UPDATE: The City of Bloomington Planning and Transportation Department has issued a Notice of Violation (NOV) of municipal zoning ordinance to the owners of the property
BLOOMINGTON, Ind.– A Bloomington homeowner took matters into his own hands and demolished his home despite the Bloomington Historic Preservation Commission asking him not to.
The demolishment happened last month, and the commission wasn’t too happy about it. The home was located on the 500 block of West Seventh Street since the 1880s.
“This is a signature house that showed this is how people used to build a Scotch Irish house 200 years ago before they even came to America,” Councilman Chris Sturbaum said.
Chris is a councilman for the district and part of Bloomington’s Historic Preservation Commission. He says the homeowner came to them and asked to demolish it.
“He said well it’s in terrible shape. There’s a tragic family story involved with the murder of someone in that house; his relative. So, they wanted nothing to do with it,” Sturbaum said.
He says the commission knew there was a compelling story to take it down. Yet, there was a compelling story to keep it.
“We had to do our job which was to say we speak for the long period of history and for the future so that someone else can see this,” Sturbaum said.
He says the owner decided to tear it down despite what the commission voted on.
“He found out we made a mistake by not enacting this protection and he went ahead and did it.

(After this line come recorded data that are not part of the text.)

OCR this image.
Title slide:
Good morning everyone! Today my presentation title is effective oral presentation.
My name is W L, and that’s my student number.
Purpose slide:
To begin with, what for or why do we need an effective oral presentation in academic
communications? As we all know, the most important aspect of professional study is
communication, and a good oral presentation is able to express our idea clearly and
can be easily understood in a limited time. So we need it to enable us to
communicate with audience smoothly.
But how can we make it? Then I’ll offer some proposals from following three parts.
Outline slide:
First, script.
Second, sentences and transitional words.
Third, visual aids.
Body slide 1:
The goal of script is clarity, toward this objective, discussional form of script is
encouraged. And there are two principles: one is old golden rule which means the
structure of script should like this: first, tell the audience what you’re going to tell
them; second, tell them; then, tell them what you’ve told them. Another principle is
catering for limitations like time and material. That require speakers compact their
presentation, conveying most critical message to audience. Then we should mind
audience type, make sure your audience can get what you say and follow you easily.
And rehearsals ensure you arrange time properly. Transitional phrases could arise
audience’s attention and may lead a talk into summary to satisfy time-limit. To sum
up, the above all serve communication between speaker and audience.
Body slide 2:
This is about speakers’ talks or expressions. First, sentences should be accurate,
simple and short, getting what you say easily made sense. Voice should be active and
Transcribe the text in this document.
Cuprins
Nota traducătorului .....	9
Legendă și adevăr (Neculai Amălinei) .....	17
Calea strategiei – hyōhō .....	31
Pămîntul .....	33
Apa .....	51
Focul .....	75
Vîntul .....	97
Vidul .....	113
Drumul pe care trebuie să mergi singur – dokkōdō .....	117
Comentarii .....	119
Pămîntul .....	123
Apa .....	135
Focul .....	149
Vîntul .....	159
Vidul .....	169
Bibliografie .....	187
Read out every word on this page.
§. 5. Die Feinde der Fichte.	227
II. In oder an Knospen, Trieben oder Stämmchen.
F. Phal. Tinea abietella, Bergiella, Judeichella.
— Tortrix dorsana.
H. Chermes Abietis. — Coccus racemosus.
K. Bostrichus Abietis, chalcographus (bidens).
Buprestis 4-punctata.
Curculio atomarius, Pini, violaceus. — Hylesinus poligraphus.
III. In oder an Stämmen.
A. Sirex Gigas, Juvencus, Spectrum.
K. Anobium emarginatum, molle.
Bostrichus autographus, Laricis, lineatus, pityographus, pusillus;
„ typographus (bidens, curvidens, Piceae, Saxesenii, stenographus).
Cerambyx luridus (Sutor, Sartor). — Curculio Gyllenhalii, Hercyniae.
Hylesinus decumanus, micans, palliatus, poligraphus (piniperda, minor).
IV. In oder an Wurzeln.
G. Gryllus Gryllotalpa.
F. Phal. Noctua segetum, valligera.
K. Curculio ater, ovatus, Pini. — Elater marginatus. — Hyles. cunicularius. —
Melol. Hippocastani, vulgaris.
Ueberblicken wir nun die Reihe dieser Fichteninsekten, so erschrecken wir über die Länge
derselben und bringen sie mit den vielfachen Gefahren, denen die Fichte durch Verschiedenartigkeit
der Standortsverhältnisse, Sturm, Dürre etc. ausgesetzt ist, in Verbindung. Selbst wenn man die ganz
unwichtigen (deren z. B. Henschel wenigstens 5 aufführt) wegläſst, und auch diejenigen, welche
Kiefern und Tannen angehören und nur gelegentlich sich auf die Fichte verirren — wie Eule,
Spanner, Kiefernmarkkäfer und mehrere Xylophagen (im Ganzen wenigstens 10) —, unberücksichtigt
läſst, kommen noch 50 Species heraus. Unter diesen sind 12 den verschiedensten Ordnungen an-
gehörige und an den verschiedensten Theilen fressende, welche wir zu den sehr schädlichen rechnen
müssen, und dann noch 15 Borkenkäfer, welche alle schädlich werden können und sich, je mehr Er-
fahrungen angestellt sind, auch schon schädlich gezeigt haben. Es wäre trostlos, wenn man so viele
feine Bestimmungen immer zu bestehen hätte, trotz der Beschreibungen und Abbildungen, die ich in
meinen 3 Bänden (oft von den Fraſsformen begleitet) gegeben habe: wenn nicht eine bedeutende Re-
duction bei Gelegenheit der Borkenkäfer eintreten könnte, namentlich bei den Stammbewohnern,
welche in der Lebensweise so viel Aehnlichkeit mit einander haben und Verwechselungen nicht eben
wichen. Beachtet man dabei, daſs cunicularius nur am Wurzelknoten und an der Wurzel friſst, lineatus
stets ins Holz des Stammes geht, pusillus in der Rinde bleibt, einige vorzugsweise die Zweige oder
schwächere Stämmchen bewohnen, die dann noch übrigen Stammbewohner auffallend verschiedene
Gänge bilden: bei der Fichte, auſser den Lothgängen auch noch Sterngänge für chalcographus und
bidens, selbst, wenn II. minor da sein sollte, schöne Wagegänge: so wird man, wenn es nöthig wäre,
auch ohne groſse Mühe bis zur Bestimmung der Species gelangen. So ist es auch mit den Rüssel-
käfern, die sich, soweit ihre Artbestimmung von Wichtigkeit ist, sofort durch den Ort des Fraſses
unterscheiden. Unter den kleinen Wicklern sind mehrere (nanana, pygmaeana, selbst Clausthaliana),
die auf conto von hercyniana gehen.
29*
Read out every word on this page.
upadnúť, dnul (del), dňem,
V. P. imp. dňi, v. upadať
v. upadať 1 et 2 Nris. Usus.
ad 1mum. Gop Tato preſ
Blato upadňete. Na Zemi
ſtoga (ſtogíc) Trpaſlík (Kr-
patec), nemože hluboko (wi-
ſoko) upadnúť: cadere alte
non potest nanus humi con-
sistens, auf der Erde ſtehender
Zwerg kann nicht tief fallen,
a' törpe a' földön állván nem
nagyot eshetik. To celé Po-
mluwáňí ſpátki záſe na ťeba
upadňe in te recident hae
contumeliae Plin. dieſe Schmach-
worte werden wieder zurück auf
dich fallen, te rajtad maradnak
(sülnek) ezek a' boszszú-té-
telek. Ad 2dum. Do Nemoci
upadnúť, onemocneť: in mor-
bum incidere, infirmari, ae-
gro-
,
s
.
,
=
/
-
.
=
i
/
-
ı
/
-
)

You pay the ticket and pay the fine. He knew the fine was limited,” Sturbaum said.
We reached out to the homeowner but didn’t get a response back.
It’s been 15 years since the city had seen a quote “hostile demolition.” Chris says the homeowner found a loophole.
“We got complacent because people have been so cooperative for so long. We didn’t expect it and didn’t cross our t’s and dot our i’s,” Sturbaum said.
Chris says while it’s upsetting the home is gone, they will keep preserving the thousands of other historic homes in Bloomington.”It isn’t that house itself. It’s the way 390 houses sit together with each other and have for 120 years,” Sturbaum said.
Last week the Historic Preservation Commission voted to place the entire near west side neighborhood under interim protection so no one else can demolish a home without getting in serious trouble.